Sunday, July 20, 2014

Calvino's On a Winter's Night and Haggis's Third Person

I am currently reading Italo Calvino's On a Winter's Night a Traveler and have just seen the film "Third Person" written and directed by Paul Haggis. Surprisingly, they have much in common. They are both about the process of writing and feature a tangle of connected or overlapping plots. Of course, when one is absorbed in one thing, it is easy to see it another. I saw "The Grand Budapest Hotel" while deeply immersed in reading W. G. Sebald and was convinced that the movie was an homage to Sebald. Of course it was an homage to a different German writer, Stefan Zweig, but Zweig and Sebald must have a lot in common. I read Sebald so closely, that there is very little that I experience in the world right now that doesn't strike me as Sebaldian. His writing swept broadly across nature and human history so it isn't surprising that I recognize touches of him everywhere. Calvino's novel was written in 1979, and so while I might recognize some Kafkaesque touches (and I would judge that Sebald did like Kafka very much), I can't give Sebald any credit for Calvino--perhaps the credit goes the other way. Calvino's novel is about the art of the novel, reading and readers, language, and plot with some healthy jabs at academic criticism and vocabulary. It is a text that appears and disintegrates and evolves into another text.  It is about a writer in friendly conversation with his readers. This whiley narrative persona hooks us (his readers) and drops us, hooks us again and drops us again. It is serious and hilarious. As I read this novel on the trolley got on my way to the movie theater, I kept finding myself smiling or laughing out right. More on Calvino's novel, later ... I hope. But in the meantime, what does this have to do with "Third Person."

"Third Person" is also about writing, writers, evolving and disintegrating plots. Haggis uses a structure similar to his film "Crash" (as you'll read in most descriptions of this film). That is, there are several stories going on at one time. The stories have a less straightforward connection than do those that make up "Crash." At first the similarities are in the setting and props. The opening scenes all involve water in some fashion, being frustrated, being late, and getting somewhere in a hurry. One characters swears, cut to another character also swearing, a shirt begins to come off of one person in one scene, and continues coming off of another person in following scene. Soon, larger plot elements of estranged marriages and lost children appear across the narratives. In one case there is an impossible conjunction between two characters who are on different continents. As the film progresses, the similarities become more apparent and these similarities take us back to the writer, Michael who may be in conversation with himself, perhaps his readers, and certainly with the universe.
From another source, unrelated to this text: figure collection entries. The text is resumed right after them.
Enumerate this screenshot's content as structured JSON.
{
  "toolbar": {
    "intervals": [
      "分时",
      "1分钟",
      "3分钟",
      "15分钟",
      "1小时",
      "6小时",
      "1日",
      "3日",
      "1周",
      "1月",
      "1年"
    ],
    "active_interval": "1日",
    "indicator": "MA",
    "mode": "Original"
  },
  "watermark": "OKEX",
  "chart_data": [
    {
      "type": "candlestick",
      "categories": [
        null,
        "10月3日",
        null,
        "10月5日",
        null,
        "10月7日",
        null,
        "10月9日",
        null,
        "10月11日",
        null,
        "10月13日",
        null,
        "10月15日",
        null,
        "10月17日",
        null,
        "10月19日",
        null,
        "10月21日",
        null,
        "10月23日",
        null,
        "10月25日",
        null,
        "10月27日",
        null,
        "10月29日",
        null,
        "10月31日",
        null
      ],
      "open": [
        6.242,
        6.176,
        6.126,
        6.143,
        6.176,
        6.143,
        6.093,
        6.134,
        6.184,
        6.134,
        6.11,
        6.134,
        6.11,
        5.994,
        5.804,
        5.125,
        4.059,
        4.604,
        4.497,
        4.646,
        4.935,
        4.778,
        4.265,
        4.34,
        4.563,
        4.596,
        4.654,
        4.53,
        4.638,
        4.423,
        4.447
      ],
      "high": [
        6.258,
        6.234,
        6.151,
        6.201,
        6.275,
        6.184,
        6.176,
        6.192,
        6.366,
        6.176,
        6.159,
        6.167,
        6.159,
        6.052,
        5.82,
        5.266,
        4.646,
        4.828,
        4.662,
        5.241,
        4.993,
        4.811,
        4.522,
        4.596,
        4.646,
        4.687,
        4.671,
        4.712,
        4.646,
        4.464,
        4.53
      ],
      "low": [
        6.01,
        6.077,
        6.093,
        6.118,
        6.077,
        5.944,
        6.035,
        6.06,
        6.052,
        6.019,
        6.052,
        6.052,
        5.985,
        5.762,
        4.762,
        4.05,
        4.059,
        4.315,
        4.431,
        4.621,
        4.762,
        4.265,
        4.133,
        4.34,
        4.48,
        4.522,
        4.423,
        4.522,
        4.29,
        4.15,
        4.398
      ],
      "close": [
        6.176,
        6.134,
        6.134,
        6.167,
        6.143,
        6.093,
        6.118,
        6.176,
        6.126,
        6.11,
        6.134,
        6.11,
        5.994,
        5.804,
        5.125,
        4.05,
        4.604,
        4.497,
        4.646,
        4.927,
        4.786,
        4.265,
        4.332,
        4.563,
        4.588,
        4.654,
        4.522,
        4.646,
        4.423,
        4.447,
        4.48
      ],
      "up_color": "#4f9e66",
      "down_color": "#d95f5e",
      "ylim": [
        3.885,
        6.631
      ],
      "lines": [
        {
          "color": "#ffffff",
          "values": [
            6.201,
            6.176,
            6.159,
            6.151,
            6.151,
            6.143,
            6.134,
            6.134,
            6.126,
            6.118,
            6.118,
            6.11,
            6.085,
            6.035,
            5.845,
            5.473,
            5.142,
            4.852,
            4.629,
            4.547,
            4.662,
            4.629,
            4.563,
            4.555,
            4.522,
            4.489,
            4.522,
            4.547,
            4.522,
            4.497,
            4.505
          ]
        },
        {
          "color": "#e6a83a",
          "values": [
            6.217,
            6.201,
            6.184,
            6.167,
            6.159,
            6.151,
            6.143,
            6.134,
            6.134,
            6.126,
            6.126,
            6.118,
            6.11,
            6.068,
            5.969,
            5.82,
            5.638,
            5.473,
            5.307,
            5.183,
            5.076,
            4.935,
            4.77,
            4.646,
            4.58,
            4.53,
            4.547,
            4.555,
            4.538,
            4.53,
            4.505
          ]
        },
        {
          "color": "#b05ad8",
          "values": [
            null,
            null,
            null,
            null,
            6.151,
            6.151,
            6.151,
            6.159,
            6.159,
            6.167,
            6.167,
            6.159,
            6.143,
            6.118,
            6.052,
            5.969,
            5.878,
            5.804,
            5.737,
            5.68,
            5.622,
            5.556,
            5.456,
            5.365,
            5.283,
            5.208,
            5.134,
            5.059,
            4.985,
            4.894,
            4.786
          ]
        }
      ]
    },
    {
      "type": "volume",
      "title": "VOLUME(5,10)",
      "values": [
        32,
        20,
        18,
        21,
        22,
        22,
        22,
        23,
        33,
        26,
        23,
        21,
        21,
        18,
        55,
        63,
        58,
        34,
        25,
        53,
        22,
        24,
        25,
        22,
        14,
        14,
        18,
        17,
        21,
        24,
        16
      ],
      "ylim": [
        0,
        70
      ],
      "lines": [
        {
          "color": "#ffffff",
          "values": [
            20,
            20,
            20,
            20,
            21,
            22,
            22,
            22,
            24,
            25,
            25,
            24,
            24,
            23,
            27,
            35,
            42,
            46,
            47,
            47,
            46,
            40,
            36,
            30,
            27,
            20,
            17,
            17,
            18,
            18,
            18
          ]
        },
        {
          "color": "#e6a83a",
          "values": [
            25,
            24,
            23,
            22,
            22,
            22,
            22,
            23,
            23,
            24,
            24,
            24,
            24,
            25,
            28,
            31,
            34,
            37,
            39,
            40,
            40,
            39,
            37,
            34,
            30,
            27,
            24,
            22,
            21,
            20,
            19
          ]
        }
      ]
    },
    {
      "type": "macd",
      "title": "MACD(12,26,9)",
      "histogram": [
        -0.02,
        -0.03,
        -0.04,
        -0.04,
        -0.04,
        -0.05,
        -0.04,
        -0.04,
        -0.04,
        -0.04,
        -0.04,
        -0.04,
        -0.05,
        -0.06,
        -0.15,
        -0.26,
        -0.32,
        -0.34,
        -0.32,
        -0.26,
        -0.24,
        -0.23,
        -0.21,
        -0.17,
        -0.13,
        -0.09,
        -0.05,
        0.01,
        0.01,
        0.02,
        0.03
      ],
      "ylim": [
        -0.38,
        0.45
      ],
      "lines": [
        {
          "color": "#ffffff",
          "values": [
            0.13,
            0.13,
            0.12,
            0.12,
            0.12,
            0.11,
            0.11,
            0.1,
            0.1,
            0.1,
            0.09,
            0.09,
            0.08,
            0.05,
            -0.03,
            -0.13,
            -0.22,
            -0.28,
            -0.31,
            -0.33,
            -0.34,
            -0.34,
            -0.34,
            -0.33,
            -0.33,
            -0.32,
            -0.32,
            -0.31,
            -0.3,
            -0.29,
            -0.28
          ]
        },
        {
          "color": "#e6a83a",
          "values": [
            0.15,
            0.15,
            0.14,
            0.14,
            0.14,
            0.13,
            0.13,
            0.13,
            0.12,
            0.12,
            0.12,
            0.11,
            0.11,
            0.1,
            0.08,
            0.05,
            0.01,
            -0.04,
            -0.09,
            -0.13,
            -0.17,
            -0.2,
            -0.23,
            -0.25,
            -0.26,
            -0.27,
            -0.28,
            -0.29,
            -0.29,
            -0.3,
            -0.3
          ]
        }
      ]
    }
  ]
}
"Third Person" is a kind of puzzle that you come close to figuring out by the end of the movie. Calvino's novel is a kind of game as well, one that he is playing with his readers and most likely with his critics. I am about halfway through. So, more later. In the meantime, find yourself a copy of the novel and see the movie. My copy is from the library at the University of Pennsylvania. I saw "Third Person" right here in Philly at the Ritz 5.